Her Pan-African work also includes international outreach in USA and the Caribbean through the Transatlantic Roundtable on Religion and Race and others. She is a founder partner of the African Development Forum, set up to encourage black Christians in the UK to support African economic and social development, one of her Christian Aid projects supported the making of Channel 4’s ‘Great African Scandal’.
Dionne is a founding board member of Tipping Point North South and co-leads on the MLK Global Campaign. The campaign seeks to raise voices in solidarity with the global call for ‘an end to racism, economic exploitation and militarism in our lifetime’ and its efforts to share and promote Dr. Martin Luther King’s Economic Bill of Rights.
Linda Melvern – Investigative Journalist
Linda Melvern is a British investigative journalist who has written regularly for the British press. She was previously a reporter for the The Sunday Times, where she was a member of their award-winning Insight Team under Harry Evans. For more than 20 years she has investigated and written about the 1994 genocide in Rwanda. A consultant to the Military One prosecution team at the International Criminal Tribunal for Rwanda, (ICTR) her archive of documents on the planning and preparation of the genocide was a part of the documentary evidence used by the prosecution.
She has written seven books of non-fiction and is widely published across international press and academic journals.

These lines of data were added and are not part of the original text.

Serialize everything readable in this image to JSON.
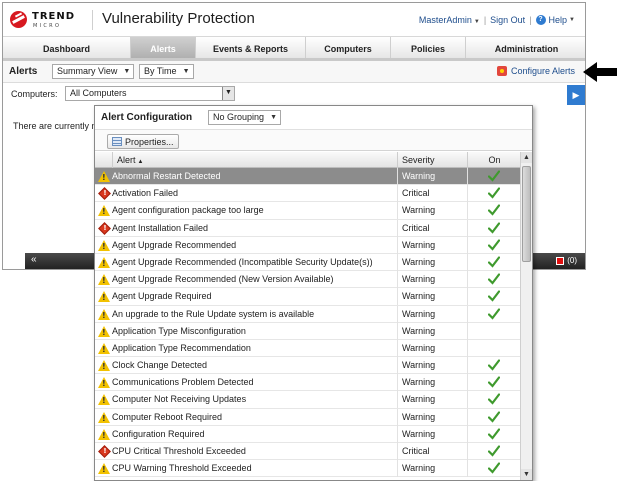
{
  "header": {
    "logo_top": "TREND",
    "logo_bottom": "MICRO",
    "title": "Vulnerability Protection",
    "user": "MasterAdmin",
    "sign_out": "Sign Out",
    "help": "Help"
  },
  "nav": {
    "tabs": [
      {
        "label": "Dashboard",
        "active": false
      },
      {
        "label": "Alerts",
        "active": true
      },
      {
        "label": "Events & Reports",
        "active": false
      },
      {
        "label": "Computers",
        "active": false
      },
      {
        "label": "Policies",
        "active": false
      },
      {
        "label": "Administration",
        "active": false
      }
    ]
  },
  "alerts_bar": {
    "title": "Alerts",
    "view_select": "Summary View",
    "time_select": "By Time",
    "configure_link": "Configure Alerts"
  },
  "computers": {
    "label": "Computers:",
    "value": "All Computers"
  },
  "notice": "There are currently n",
  "status": {
    "collapse": "«",
    "count": "(0)"
  },
  "popup": {
    "title": "Alert Configuration",
    "grouping": "No Grouping",
    "properties_button": "Properties...",
    "columns": {
      "alert": "Alert",
      "severity": "Severity",
      "on": "On"
    },
    "rows": [
      {
        "alert": "Abnormal Restart Detected",
        "severity": "Warning",
        "on": true,
        "selected": true
      },
      {
        "alert": "Activation Failed",
        "severity": "Critical",
        "on": true
      },
      {
        "alert": "Agent configuration package too large",
        "severity": "Warning",
        "on": true
      },
      {
        "alert": "Agent Installation Failed",
        "severity": "Critical",
        "on": true
      },
      {
        "alert": "Agent Upgrade Recommended",
        "severity": "Warning",
        "on": true
      },
      {
        "alert": "Agent Upgrade Recommended (Incompatible Security Update(s))",
        "severity": "Warning",
        "on": true
      },
      {
        "alert": "Agent Upgrade Recommended (New Version Available)",
        "severity": "Warning",
        "on": true
      },
      {
        "alert": "Agent Upgrade Required",
        "severity": "Warning",
        "on": true
      },
      {
        "alert": "An upgrade to the Rule Update system is available",
        "severity": "Warning",
        "on": true
      },
      {
        "alert": "Application Type Misconfiguration",
        "severity": "Warning",
        "on": false
      },
      {
        "alert": "Application Type Recommendation",
        "severity": "Warning",
        "on": false
      },
      {
        "alert": "Clock Change Detected",
        "severity": "Warning",
        "on": true
      },
      {
        "alert": "Communications Problem Detected",
        "severity": "Warning",
        "on": true
      },
      {
        "alert": "Computer Not Receiving Updates",
        "severity": "Warning",
        "on": true
      },
      {
        "alert": "Computer Reboot Required",
        "severity": "Warning",
        "on": true
      },
      {
        "alert": "Configuration Required",
        "severity": "Warning",
        "on": true
      },
      {
        "alert": "CPU Critical Threshold Exceeded",
        "severity": "Critical",
        "on": true
      },
      {
        "alert": "CPU Warning Threshold Exceeded",
        "severity": "Warning",
        "on": true
      }
    ]
  },
  "colors": {
    "accent": "#d71920",
    "link": "#1e4d8c",
    "check": "#3f9a2e",
    "warning": "#f2c200",
    "critical": "#d9381e"
  }
}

Her books include Techno-Bandits, an account of the campaign by the US Department of Defense to stop the illicit Soviet efforts to acquire American technology; The End of the Street exposing the secret planning by Rupert Murdoch to destroy the British print unions; and The Ultimate Crime, a secret history of the UN’s first 50 years which went on to be the basis of UN Blues – a three part TV series for Channel Four, broadcast in January 1995.
She is former Honorary Professor of the University of Wales, Aberystwyth, in the Department of International Politics. Her latest book is Intent to Deceive:Denying the Rwandan Genocide (Verso:2020).
Amir Amirani – Filmmaker
Amir has made films for several of the BBC’s flagship series, including the multi BAFTA award winning Arena, Timewatch, Picture This, Correspondent and Newsnight, for which he was nominated for an Amnesty International Award. A film he directed in South Africa was nominated for the One World Broadcasting Trust Awards. In 2002 Amir directed critically acclaimed ‘Addicted to Arms’ for the BBC about the British arms industry, presented by Will Self.
He has also worked in radio, where he has produced programmes for leading series on BBC Radio 4, such as In Business, From Our Own Correspondent, The World Tonight, and single programmes such as From Tehran With Laughter. His journalism includes writing for the New Statesman, New Scientist, Business Traveller Asia and the Economist Intelligence Unit. His work has been well reviewed by the press.
Amir is the producer / director of We Are Many, a cinema documentary about the illegal invasion of Iraq, the global anti-Iraq war movement that rose up to try and stop it and the impact of that movement on today’s world.